添加了一个三个神经元的隐藏层后发现训练结果和1相比差不多，虽然偶尔会有一个比较高，但是大部分就是我展示出来的结果这样比1的效果要好一点，但是也没有高很多。我又改了一下学习率把学习率改成1，lr=1

得到以下结果：

[Evaluate] best accuracy performence has been updated: 0.93750 --> 0.94375
[Evaluate] best accuracy performence has been updated: 0.94375 --> 0.95000
[Train] epoch: 950/1000, loss: 0.15602488815784454
[Test] score/loss: 0.9400/0.1560

发现这个效果一下就上去了，但是我又多测试了几次发现并不稳定，就比如这一次：

[Evaluate] best accuracy performence has been updated: 0.86250 --> 0.86875
[Train] epoch: 150/1000, loss: 0.2642468810081482
[Train] epoch: 200/1000, loss: 0.2615928053855896
[Train] epoch: 250/1000, loss: 0.26074686646461487
[Train] epoch: 300/1000, loss: 0.26030269265174866
[Train] epoch: 350/1000, loss: 0.25997406244277954
[Train] epoch: 400/1000, loss: 0.2596961557865143
[Train] epoch: 450/1000, loss: 0.2594510018825531
[Train] epoch: 500/1000, loss: 0.25923141837120056
[Train] epoch: 550/1000, loss: 0.2590330243110657
[Train] epoch: 600/1000, loss: 0.25885269045829773
[Train] epoch: 650/1000, loss: 0.2586878538131714
[Train] epoch: 700/1000, loss: 0.2585364878177643
[Train] epoch: 750/1000, loss: 0.25839686393737793
[Train] epoch: 800/1000, loss: 0.2582675814628601
[Train] epoch: 850/1000, loss: 0.25814738869667053
[Train] epoch: 900/1000, loss: 0.2580353021621704
[Train] epoch: 950/1000, loss: 0.25793033838272095
[Test] score/loss: 0.8550/0.3199

进程已结束，退出代码为 0

效果并没有提升甚至还下降了，不过学习率上升了以后大部分时间效果还是比较好的，这种情况是比较特殊的。
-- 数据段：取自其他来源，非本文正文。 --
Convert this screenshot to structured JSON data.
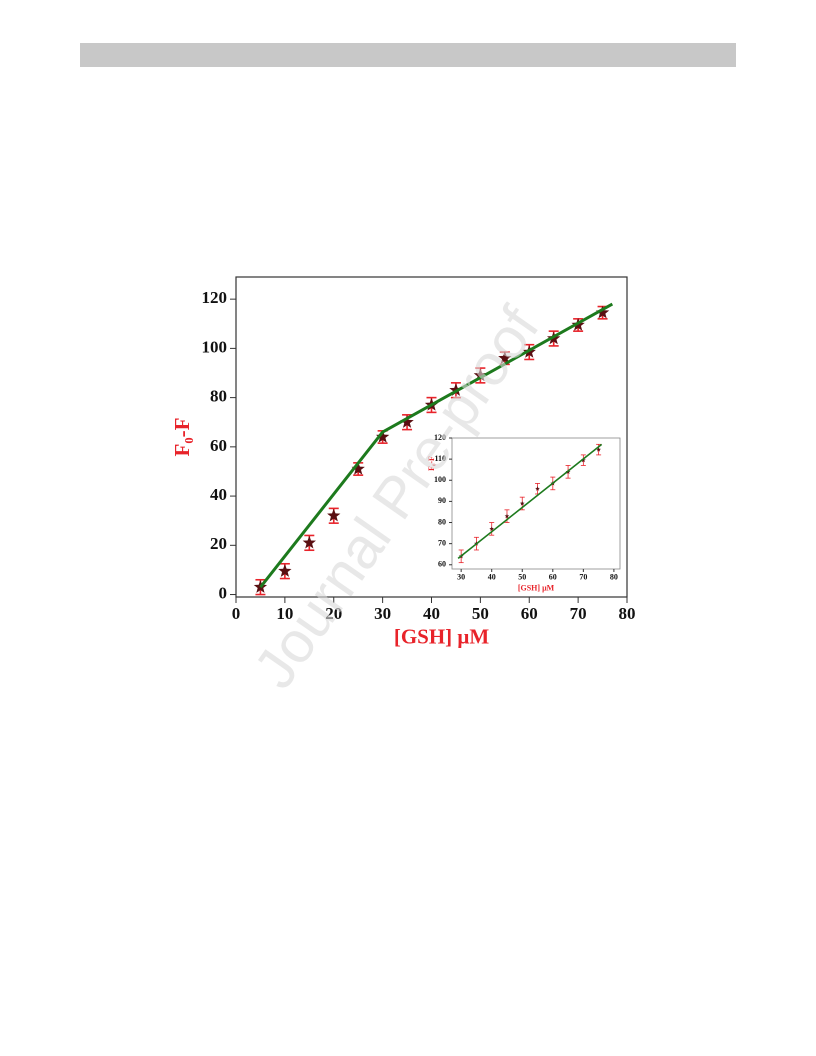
{
  "watermark": "Journal Pre-proof",
  "chart_data": [
    {
      "type": "scatter",
      "xlabel": "[GSH] μM",
      "ylabel": "F₀-F",
      "xlim": [
        0,
        80
      ],
      "ylim": [
        -1,
        129
      ],
      "xticks": [
        0,
        10,
        20,
        30,
        40,
        50,
        60,
        70,
        80
      ],
      "yticks": [
        0,
        20,
        40,
        60,
        80,
        100,
        120
      ],
      "series": [
        {
          "color": "#5a0f12",
          "error_color": "#e8232a",
          "marker": "star",
          "x": [
            5,
            10,
            15,
            20,
            25,
            30,
            35,
            40,
            45,
            50,
            55,
            60,
            65,
            70,
            75
          ],
          "values": [
            3,
            9.5,
            21,
            32,
            51,
            64,
            70,
            77,
            83,
            89,
            96,
            98.5,
            104,
            109.5,
            114.5
          ],
          "errors": [
            3,
            3,
            3,
            3,
            2.5,
            2.5,
            3,
            3,
            3,
            3,
            2.5,
            3,
            3,
            2.5,
            2.5
          ]
        },
        {
          "color": "#1d7a1d",
          "marker": "line",
          "x": [
            5,
            30,
            77
          ],
          "values": [
            3,
            66,
            118
          ]
        }
      ]
    },
    {
      "type": "scatter",
      "xlabel": "[GSH] μM",
      "ylabel": "F₀-F",
      "xlim": [
        27,
        82
      ],
      "ylim": [
        58,
        120
      ],
      "xticks": [
        30,
        40,
        50,
        60,
        70,
        80
      ],
      "yticks": [
        60,
        70,
        80,
        90,
        100,
        110,
        120
      ],
      "series": [
        {
          "color": "#5a0f12",
          "error_color": "#e8232a",
          "marker": "star",
          "x": [
            30,
            35,
            40,
            45,
            50,
            55,
            60,
            65,
            70,
            75
          ],
          "values": [
            64,
            70,
            77,
            83,
            89,
            96,
            98.5,
            104,
            109.5,
            114.5
          ],
          "errors": [
            3,
            3,
            3,
            3,
            3,
            2.5,
            3,
            3,
            2.5,
            2.5
          ]
        },
        {
          "color": "#1d7a1d",
          "marker": "line",
          "x": [
            29,
            76
          ],
          "values": [
            63,
            117
          ]
        }
      ]
    }
  ]
}
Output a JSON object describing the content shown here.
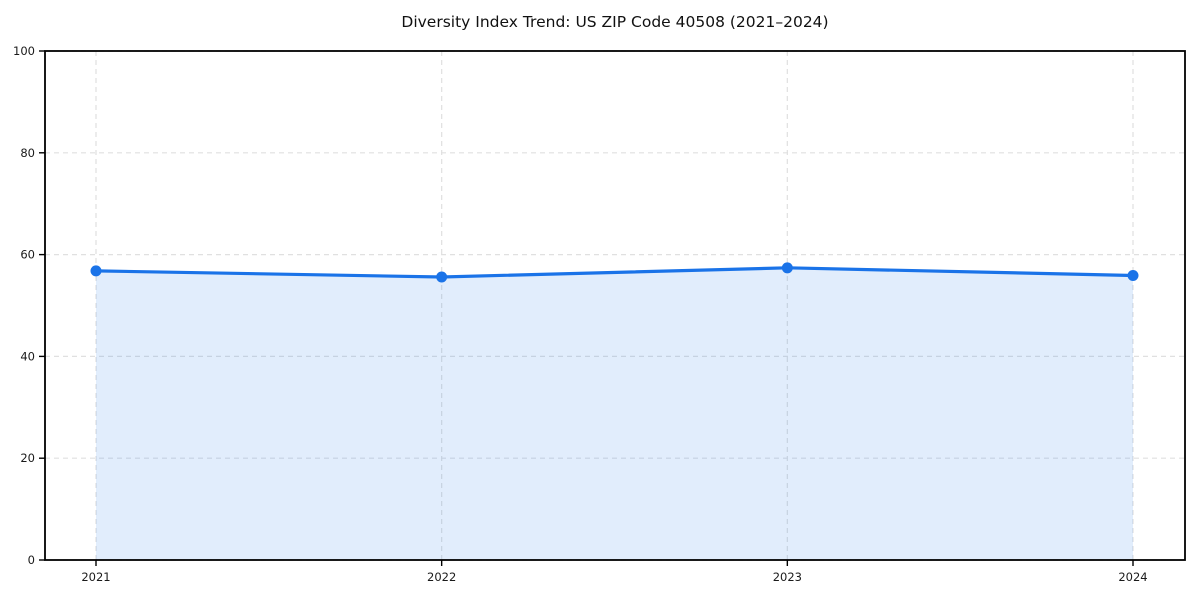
{
  "chart_data": {
    "type": "area",
    "title": "Diversity Index Trend: US ZIP Code 40508 (2021–2024)",
    "series_name": "Diversity Index",
    "categories": [
      "2021",
      "2022",
      "2023",
      "2024"
    ],
    "x": [
      2021,
      2022,
      2023,
      2024
    ],
    "values": [
      56.8,
      55.6,
      57.4,
      55.9
    ],
    "xlabel": "",
    "ylabel": "",
    "ylim": [
      0,
      100
    ],
    "yticks": [
      0,
      20,
      40,
      60,
      80,
      100
    ],
    "grid": true,
    "grid_style": "dashed",
    "legend_position": "none",
    "colors": {
      "line": "#1a73e8",
      "marker": "#1a73e8",
      "fill": "rgba(26,115,232,0.13)",
      "grid": "#e0e0e0",
      "axis_border": "#000000",
      "tick_text": "#1a1a1a",
      "background": "#ffffff"
    }
  }
}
我又把学习率往上调了一下，lr=3，得到以下结果：

[Evaluate] best accuracy performence has been updated: 0.99375 --> 1.00000
[Train] epoch: 900/1000, loss: 0.040740884840488434
[Train] epoch: 950/1000, loss: 0.03657595440745354
[Test] score/loss: 0.9950/0.0440

果然学习率上去了，结果也稳定了，效果也好了。

3. 自定义隐藏层层数和每个隐藏层中的神经元个数，尝试找到最优超参数完成二分类。可以适当修改数据集，便于探索超参数。（选做）

虽然说是自定义层数和神经元个数，但是也要有个方向，要知道怎么去定义。

再往下的我就不复制了，这里参考博客：https://www.toutiao.com/a6615751007013962244/

这里有几个公式：

隐藏神经元的数量应在输入层的大小和输出层的大小之间。
隐藏神经元的数量应为输入层大小的2/3加上输出层大小的2/3。
隐藏神经元的数量应小于输入层大小的两倍。

因为这是一个二分类问题，所以我认为隐藏层有一个或者两个就可以了，然后我们进行神经元的设置。

先是一个隐藏层5个神经元，也就是上面写过的结果：

[Test] score/loss: 0.8250/0.3510

变成4个神经元：

[Test] score/loss: 0.9000/0.2668

3个神经元：

[Test] score/loss: 0.8350/0.5627

2个神经元：

[Test] score/loss: 0.9100/0.2403

我们再换到2个隐藏层神经元分别是5和3也就是上面写过的：

[Test] score/loss: 0.8550/0.3455

从上述的发现隐藏层1个神经元2个的时候效果是最好的，但是对比于上面更改学习率来说，这点提升好像有点少，所以我把一个隐藏层两个神经元的情况下学习率更改为2：

[Test] score/loss: 0.8550/0.3369

效果反而下降了，这是为什么？？

我又把学习率改成3：

[Test] score/loss: 0.8750/0.2995

发现还是没有很大的变化，然后我又把神经元个数变回5个，然后学习率lr=2：

[Test] score/loss: 0.9850/0.0816

发现不如上面的lr=3，但是上面lr=3时效果并不稳定，所以我改成lr=5：

[Evaluate] best accuracy performence has been updated: 0.99375 --> 1.00000
[Train] epoch: 850/1000, loss: 0.07662317156791687
[Train] epoch: 900/1000, loss: 0.06233246996998787
[Train] epoch: 950/1000, loss: 0.05472086742520332
[Test] score/loss: 1.0000/0.0596

emmmm ，这应该就可以确定隐藏层是1个神经元是5个学习率lr=5的时候效果最好了

【思考题】

自定义梯度计算和自动梯度计算：从计算性能、计算结果等多方面比较，谈谈自己的看法。

在PyTorch中，torch.Tensor类是存储和变换数据的重要工具，相比于Numpy，Tensor提供GPU计算和自动求梯度等更多功能，在深度学习中，我们经常需要对函数求梯度（gradient）。PyTorch提供的autograd包能够根据输入和前向传播过程自动构建计算图，并执行反向传播。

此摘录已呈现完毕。